Fred Mortagne is no small name in skating. Here, he takes us back to a classical age; a time when art whispered, inferred, suggested. In this stalling, scrapbook edit, we see the human form flashing by in a geometric, industrial landscape. And my my, if it doesn’t do it in style.

 

 

Psychic Migrations

Make no mistake. This is a surf film. Sepia tones, rushing water, long, wistful piano notes and sitar drones. Cinematic shots finally break away to the first glimpse of surfing. It’s almost 15 minutes long and, although the slow-motion sequences gives us viewers the conspiratorial glimpses we crave, it’s featured in this roundup for one specific reason.

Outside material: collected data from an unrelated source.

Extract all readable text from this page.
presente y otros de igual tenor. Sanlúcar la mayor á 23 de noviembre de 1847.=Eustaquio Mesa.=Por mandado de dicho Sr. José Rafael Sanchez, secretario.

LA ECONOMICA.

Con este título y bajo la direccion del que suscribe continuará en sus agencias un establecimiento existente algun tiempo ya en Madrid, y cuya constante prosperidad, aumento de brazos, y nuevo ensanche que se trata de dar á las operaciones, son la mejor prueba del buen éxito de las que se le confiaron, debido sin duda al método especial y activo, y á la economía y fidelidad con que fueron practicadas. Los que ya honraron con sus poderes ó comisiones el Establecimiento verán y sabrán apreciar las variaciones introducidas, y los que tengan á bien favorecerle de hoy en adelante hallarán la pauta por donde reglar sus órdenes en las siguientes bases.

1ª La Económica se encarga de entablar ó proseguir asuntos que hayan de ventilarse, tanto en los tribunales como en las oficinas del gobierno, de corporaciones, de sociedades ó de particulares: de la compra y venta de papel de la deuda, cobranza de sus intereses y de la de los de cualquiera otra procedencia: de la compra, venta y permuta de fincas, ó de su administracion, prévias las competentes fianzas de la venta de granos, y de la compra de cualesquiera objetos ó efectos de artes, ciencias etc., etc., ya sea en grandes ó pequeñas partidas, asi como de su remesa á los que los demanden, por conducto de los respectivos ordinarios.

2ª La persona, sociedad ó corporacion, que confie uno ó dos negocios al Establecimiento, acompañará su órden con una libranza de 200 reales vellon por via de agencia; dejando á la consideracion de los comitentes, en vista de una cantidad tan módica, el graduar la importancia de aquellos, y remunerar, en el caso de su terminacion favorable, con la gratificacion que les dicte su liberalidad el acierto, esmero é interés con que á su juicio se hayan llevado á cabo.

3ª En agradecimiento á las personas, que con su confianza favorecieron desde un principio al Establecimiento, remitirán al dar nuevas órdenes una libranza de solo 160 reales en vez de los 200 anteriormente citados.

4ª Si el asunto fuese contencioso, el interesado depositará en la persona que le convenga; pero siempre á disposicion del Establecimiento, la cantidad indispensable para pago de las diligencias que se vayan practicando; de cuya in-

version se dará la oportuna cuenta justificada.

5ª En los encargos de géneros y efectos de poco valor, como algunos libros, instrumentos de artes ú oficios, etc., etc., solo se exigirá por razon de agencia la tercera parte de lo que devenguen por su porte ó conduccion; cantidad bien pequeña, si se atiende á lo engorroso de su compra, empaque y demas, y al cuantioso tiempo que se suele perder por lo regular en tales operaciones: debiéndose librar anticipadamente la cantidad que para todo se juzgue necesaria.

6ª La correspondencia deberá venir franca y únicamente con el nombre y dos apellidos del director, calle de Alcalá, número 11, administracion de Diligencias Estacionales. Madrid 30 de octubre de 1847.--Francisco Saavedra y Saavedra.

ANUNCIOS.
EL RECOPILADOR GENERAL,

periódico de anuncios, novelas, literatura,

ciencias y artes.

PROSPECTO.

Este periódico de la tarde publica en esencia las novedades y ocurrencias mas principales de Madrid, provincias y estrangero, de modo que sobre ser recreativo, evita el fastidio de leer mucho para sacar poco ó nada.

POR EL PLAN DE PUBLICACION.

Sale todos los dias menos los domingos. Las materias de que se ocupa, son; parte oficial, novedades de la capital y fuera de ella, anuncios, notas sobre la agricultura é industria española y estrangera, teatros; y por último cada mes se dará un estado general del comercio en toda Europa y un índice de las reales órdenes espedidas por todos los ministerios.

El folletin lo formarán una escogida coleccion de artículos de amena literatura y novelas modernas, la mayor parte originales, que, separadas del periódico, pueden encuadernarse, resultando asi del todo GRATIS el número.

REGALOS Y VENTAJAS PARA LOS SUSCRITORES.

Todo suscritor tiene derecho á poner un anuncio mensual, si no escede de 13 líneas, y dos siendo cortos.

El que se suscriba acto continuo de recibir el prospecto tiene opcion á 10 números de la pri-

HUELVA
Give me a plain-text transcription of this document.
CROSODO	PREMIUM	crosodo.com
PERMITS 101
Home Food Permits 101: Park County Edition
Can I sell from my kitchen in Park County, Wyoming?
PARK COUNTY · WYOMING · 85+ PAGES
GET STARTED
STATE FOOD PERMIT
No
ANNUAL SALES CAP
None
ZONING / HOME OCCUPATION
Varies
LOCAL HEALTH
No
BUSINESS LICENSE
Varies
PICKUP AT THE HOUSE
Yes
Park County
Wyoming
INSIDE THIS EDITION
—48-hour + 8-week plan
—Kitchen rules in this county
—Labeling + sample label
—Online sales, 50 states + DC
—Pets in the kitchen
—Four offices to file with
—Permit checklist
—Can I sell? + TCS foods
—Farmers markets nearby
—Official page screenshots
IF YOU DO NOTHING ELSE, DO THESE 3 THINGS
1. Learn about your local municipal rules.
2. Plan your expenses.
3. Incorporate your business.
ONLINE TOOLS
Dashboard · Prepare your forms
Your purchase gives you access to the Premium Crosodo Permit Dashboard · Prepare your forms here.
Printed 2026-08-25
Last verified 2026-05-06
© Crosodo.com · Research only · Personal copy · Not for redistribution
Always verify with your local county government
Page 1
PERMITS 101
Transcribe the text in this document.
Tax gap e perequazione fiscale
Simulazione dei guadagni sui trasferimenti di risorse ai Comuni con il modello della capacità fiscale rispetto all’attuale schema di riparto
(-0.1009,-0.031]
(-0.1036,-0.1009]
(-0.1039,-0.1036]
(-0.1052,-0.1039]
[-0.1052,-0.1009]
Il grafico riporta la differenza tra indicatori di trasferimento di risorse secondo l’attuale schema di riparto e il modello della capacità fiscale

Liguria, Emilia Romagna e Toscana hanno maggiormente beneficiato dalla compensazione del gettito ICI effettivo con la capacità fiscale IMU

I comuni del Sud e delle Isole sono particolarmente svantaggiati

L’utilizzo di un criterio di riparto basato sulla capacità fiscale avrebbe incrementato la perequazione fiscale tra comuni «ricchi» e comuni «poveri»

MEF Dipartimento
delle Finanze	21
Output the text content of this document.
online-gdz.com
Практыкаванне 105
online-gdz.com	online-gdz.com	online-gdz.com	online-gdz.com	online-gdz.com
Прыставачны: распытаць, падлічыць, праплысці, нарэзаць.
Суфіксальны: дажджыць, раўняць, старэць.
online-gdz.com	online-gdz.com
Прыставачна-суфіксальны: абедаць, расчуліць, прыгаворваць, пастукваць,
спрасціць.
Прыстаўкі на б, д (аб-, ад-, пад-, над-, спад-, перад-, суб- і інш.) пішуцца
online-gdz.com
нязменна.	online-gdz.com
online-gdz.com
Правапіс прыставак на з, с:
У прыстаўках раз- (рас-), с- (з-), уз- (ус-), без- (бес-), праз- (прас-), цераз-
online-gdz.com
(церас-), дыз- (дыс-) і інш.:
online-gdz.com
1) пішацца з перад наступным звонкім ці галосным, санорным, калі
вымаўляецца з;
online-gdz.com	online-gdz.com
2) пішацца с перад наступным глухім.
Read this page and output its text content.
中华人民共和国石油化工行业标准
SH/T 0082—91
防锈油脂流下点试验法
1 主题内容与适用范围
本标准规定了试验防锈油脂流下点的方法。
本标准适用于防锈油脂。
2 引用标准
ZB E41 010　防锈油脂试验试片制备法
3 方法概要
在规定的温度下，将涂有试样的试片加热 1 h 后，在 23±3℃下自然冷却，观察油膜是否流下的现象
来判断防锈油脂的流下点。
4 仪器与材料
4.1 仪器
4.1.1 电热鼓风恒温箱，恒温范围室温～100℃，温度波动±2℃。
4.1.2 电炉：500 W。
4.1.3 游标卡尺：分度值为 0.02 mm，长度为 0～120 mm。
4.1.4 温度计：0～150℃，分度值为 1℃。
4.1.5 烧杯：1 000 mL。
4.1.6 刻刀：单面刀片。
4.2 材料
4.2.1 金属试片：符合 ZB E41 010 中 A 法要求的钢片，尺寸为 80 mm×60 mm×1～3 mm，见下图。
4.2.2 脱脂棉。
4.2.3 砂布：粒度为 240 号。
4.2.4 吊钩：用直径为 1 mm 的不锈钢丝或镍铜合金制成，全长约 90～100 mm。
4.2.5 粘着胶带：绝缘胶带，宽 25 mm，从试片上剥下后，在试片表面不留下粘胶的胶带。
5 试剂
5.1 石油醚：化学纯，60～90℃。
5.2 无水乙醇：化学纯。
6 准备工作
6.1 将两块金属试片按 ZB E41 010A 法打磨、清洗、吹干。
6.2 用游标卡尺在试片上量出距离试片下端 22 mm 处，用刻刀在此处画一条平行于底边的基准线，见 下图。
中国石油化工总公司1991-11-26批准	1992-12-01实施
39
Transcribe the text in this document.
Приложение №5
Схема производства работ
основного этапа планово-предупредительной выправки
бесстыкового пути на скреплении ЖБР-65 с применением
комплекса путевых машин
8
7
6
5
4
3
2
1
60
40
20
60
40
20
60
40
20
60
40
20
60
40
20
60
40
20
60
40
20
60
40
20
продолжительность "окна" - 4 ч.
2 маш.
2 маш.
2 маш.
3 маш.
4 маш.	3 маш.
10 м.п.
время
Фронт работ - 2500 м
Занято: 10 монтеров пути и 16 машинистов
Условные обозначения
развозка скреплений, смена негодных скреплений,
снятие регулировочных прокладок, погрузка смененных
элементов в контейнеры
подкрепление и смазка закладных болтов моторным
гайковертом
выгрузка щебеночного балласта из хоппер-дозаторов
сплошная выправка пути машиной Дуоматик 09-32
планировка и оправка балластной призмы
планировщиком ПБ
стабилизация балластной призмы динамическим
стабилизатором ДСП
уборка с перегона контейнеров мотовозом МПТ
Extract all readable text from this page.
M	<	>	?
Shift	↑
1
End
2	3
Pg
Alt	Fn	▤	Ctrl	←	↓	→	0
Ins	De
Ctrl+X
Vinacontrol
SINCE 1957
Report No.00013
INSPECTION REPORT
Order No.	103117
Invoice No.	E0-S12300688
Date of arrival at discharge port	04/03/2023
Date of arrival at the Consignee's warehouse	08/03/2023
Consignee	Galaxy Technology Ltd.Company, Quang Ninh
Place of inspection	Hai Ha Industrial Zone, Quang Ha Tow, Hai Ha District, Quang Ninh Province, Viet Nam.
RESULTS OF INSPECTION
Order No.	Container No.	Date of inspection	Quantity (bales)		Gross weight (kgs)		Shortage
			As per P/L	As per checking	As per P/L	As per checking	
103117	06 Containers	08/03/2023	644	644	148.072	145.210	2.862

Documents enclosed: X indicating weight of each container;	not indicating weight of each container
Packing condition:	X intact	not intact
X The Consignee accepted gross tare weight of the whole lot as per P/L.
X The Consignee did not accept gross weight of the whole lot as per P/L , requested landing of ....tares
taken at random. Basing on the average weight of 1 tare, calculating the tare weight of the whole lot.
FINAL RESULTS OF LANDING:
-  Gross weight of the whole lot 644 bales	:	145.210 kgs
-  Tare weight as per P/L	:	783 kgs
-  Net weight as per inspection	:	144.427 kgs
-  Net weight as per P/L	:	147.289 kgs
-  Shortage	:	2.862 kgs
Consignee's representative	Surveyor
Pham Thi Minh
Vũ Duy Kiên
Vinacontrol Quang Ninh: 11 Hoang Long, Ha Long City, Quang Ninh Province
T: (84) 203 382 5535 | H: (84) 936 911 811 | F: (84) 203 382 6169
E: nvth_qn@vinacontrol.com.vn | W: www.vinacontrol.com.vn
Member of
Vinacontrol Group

Style.

To quote the YouTube comment: “Rainbow fish soul arch!”

Skip straight to 8 minutes and 17 seconds if you don’t have time to catch the whole thing (although we recommend carving out some time for that too, of course).

 

 

Cuatro Sueños Pequeños

Let’s talk about rhythm. The ebb and flow of action and inaction. Thomas Campbell’s Cuatro… (Four Small Dreams) meanders through forests, impossibly smooth highways and, for a few unsettling seconds, into the drink. Then you get to the sucker punch. It’ll take you over a minute to see just how well Javier Mendizabal can skate. It’s worth the wait.

 

 

Louisa Menke: Colorblind

“What did you do before television was invented?” Louisa Menke gets it done in the way we remember from the 1990s: improvisation, guts (with falls to prove it), fisheyes, grainy footage and slightly dodgy special effects. Street skating pure and simple. As a photographer, there’s little doubt she had something to say about the filming too.

 

 

Light Therapy

Light Therapy comes over as a big budget feature film. But the steady soundtrack and dream sequence landscapes keep it grounded, which is more than you can say for the surfers, who pull off some impressive airs throughout this short film.

You’ll have to scroll to get through a chunky list of awards and nominations to get to the comments.